Today, each feature queries its own slice:

• “What did I wish for?”
• “What did I view recently?”
• “Who do I follow?”

But what about: “What did my friends wish for?”

This query spans two features — Friends and Wish. It requires traversing the graph: get my friends, then get each friend’s wishes. Currently, no system serves this efficiently at scale. This is the problem we’re solving — and has been our vision from the beginning:

When your data converges in Actionbase, you may discover possibilities you couldn’t see before.

“What did my friends wish for?” is one such possibility.

Where We Are

In 2026, we’re preparing to make it real. With each adoption, the structure grows. With each edge, the graph becomes richer — see Roadmap.

Technical Notes

EdgeIndex: Narrow Rows

Actionbase uses EdgeIndex, a narrow row structure optimized for Scan. Why not wide rows from the start? Because narrow rows scale simply — if you need more capacity, add nodes.

Row Key: salt | source | tableCode | direction | indexCode | indexValues | target
Qualifier: "e" (fixed)
Value: version | properties

Each edge is one row. Single-hop queries (“What did I wish for?”) work well — one Scan by source prefix retrieves all edges.

EdgeCache: Wide Rows (Planned)

Why are multi-hop queries hard?

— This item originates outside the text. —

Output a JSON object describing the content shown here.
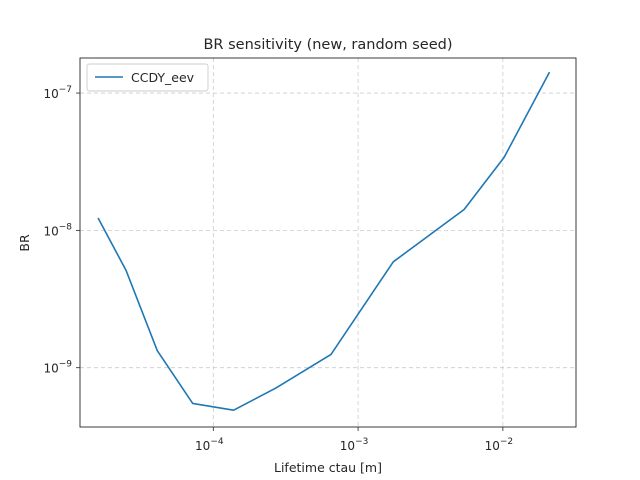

With narrow rows, “What did my friends wish for?” requires: get my N friends, then N Scans to get each friend’s wishes. N RPCs don’t scale.

Wide rows solve this:

Row Key: salt | source | tableCode | direction | indexCode
Qualifier: indexValues | target
Value: version | properties

With wide rows, all edges for one source fit in a single row as separate columns. Fetching edges for N friends becomes a single MultiGet (1 RPC to storage backend, currently HBase) instead of N Scans (N RPCs to storage backend).

Why Both?

Different roles:

• EdgeIndex — maintains all edges. Narrow rows scale simply. Add nodes, done.
• EdgeCache — keeps only top N edges for multi-hop efficiency.

But wide rows can grow unbounded. A user with millions of edges creates a massive row. A Pruner solves this by:

• Consuming CDC to detect changes
• Keeping only top N edges per row (by index order)
• Multi-hop queries only need top N anyway

What This Means

• Query Layer: Add multi-hop API with bounded traversal depth
• Storage Layer: Add EdgeCache alongside EdgeIndex
• Pruner: Background process to maintain EdgeCache size via CDC
• Migration: Bulk-load EdgeCache from existing data

Both structures will coexist — EdgeIndex as the complete index, EdgeCache for multi-hop efficiency.